3. It is not necessary to decide what is the character of proceedings under Section 107. They are undoubtedly in their nature criminal. It may or may not be an offence, according as people choose to look at it, for a person to be in a condition of mind in which he is likely to disturb the public peace. But the proceeding is one prescribed by and taken under the Code of Criminal Procedure and all the proceedings, the machinery and the result of that section are in their nature penal. It is sufficient to say that in the case of such proceedings the Magistrate may issue a warrant for the arrest of the person against whom a complaint is made and detain him in custody until the completion of the inquiry, and, if the proceeding results unfavourably, the person against whom the complaint is made is liable to be bound down in large sums with or without sureties under circumstances, which may undoubtedly be extremely embarrassing to him and which certainly bring him into discredit and injure his reputation and credit in the neighbourhood. It is, therefore, a quasi-criminal proceeding which may involve considerable restriction of the liberty of his person and which must necessarily injure his credit and reputation.

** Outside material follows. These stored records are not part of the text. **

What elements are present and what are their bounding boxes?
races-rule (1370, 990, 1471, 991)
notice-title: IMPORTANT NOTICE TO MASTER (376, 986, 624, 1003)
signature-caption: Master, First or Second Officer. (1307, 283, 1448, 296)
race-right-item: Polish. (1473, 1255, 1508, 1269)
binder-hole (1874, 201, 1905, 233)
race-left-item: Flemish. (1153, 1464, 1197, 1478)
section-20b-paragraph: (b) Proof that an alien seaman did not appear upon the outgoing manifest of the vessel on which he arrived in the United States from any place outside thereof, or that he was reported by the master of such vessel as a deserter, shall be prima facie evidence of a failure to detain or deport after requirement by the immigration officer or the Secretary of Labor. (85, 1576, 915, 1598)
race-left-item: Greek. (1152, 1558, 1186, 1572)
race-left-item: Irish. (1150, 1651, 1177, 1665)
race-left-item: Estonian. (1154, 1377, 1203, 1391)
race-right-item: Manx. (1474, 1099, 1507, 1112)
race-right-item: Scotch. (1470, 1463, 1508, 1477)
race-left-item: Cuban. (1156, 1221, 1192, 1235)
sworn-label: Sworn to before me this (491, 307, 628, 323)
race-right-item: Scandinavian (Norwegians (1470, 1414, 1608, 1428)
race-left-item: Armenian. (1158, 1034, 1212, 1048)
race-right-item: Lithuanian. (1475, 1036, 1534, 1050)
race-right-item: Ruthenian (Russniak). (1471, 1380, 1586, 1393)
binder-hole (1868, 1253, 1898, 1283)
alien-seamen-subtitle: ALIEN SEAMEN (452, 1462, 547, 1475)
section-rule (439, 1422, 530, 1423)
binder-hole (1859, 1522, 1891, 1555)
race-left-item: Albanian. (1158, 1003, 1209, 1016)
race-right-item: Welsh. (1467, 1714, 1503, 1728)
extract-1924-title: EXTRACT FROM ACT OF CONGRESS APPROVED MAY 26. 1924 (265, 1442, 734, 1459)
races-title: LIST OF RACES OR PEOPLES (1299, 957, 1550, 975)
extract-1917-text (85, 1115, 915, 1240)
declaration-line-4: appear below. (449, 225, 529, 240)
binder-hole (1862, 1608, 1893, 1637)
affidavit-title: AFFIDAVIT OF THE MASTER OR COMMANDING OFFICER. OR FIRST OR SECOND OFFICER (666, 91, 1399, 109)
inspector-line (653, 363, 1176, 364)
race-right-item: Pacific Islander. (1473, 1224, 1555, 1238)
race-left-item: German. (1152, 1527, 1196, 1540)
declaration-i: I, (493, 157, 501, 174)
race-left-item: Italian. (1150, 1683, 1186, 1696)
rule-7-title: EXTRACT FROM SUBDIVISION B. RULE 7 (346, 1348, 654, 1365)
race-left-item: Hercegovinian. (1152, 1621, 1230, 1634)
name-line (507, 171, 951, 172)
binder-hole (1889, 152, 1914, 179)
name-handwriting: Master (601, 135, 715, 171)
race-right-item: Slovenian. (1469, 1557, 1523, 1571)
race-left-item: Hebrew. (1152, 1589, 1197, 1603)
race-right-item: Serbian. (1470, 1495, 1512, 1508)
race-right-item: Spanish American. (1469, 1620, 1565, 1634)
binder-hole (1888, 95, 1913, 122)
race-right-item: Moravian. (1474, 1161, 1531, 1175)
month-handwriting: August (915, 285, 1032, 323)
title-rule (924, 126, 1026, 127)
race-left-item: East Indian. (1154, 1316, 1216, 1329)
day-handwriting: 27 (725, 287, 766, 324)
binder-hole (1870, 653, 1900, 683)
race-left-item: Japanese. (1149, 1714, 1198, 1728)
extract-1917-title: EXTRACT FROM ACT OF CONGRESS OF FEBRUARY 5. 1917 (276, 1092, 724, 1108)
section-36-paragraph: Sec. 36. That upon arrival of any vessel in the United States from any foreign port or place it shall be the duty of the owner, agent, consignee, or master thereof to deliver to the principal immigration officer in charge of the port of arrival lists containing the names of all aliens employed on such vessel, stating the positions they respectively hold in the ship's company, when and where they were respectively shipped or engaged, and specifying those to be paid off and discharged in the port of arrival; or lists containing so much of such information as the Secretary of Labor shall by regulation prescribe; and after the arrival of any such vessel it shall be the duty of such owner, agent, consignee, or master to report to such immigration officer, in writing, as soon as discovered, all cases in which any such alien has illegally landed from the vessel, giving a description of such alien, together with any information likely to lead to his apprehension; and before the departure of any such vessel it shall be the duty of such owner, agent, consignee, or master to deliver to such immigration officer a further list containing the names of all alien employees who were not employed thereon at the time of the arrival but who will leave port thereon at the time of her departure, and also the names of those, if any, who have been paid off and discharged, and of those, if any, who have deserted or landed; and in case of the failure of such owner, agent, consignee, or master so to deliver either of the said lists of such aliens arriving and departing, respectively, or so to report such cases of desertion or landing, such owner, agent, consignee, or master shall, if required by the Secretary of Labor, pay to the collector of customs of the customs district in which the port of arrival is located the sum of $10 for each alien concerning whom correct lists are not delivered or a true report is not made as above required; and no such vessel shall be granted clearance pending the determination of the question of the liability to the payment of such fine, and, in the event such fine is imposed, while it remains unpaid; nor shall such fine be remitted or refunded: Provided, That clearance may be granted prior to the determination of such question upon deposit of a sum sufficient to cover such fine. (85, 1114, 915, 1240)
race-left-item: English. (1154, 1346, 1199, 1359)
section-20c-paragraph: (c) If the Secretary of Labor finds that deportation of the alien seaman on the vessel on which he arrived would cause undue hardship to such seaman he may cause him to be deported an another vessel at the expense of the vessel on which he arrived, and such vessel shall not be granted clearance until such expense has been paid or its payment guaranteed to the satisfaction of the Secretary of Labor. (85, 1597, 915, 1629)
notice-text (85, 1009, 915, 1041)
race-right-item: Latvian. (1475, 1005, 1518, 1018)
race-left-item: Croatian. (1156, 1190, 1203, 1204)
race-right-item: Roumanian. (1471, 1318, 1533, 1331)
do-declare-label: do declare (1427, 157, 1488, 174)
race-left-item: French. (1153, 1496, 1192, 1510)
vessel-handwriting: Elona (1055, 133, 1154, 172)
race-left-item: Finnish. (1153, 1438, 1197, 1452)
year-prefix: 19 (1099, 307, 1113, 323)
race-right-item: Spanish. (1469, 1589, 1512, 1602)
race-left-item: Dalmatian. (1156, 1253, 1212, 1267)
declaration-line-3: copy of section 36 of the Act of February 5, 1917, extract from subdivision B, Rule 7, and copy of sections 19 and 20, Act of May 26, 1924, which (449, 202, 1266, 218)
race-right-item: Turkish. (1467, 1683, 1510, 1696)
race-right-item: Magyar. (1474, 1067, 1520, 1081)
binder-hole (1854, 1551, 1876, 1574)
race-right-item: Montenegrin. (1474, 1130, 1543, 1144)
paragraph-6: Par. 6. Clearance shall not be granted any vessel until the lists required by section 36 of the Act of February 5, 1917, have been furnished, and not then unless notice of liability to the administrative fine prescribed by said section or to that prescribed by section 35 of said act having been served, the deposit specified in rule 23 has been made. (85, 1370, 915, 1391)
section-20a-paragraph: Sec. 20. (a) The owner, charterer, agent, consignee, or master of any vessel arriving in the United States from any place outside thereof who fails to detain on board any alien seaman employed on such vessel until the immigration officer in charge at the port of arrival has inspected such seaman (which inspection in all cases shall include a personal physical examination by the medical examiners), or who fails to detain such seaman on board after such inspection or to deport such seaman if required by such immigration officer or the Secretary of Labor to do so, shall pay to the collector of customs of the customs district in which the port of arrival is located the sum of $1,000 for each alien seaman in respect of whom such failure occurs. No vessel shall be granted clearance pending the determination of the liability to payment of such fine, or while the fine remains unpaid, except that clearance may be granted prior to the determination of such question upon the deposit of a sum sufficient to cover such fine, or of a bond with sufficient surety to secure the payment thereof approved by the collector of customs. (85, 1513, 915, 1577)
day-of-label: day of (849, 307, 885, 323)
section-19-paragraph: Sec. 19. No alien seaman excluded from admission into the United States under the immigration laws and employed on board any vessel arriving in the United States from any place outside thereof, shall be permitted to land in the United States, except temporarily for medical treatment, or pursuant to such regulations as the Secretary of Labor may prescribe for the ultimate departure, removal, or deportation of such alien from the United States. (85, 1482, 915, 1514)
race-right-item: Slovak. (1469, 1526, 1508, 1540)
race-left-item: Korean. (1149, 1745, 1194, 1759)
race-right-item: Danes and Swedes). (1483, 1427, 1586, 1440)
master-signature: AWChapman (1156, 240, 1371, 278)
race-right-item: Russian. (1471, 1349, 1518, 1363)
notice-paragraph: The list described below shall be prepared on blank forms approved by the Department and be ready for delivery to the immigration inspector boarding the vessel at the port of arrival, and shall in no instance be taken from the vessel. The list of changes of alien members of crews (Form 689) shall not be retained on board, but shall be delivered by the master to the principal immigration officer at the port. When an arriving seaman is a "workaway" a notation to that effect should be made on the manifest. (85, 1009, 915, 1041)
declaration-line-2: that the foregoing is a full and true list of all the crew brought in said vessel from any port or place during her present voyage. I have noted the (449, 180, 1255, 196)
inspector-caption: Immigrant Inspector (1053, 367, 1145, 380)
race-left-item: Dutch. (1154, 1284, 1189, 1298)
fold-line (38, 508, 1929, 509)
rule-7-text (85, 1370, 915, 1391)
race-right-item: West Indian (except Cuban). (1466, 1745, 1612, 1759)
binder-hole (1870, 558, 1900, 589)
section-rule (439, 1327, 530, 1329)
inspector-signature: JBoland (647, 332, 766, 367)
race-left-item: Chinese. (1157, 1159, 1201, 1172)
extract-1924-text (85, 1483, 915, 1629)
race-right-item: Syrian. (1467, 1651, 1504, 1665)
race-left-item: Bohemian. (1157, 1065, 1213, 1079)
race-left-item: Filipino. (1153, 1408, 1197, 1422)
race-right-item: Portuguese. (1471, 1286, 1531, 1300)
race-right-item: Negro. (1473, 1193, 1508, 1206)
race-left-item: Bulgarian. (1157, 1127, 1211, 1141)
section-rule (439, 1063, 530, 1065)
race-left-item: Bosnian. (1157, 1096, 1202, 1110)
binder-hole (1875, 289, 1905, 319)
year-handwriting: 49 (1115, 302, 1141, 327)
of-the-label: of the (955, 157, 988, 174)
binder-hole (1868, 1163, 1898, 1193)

4. There are certain authorities, not of this Province, where the question has been considered whether the complainant is responsible, where the proceedings have got no further than a preliminary investigation by a Subordinate officer, for the purpose of making a report, so that the Magistrate is really responsible for a decision under the section. We have not to consider here whether we agree or disagree with those authorities. This proceeding resulted in an order being made, which, on the revision application, was eventually quashed, and we see no reason why a person, like the defendant, who brings such a proceeding merely from religious animosity or ill-temper or some spiteful or malicious motive and thereby without any legal justification does a serious injury to the person against whom the allegation is made, should not be responsible in damages in the Civil Court just as any other person is answerable in damages to anybody to whom he does a legal wrong. We think there was a cause of action on the facts found by the two courts below. We dismiss the appeal with costs.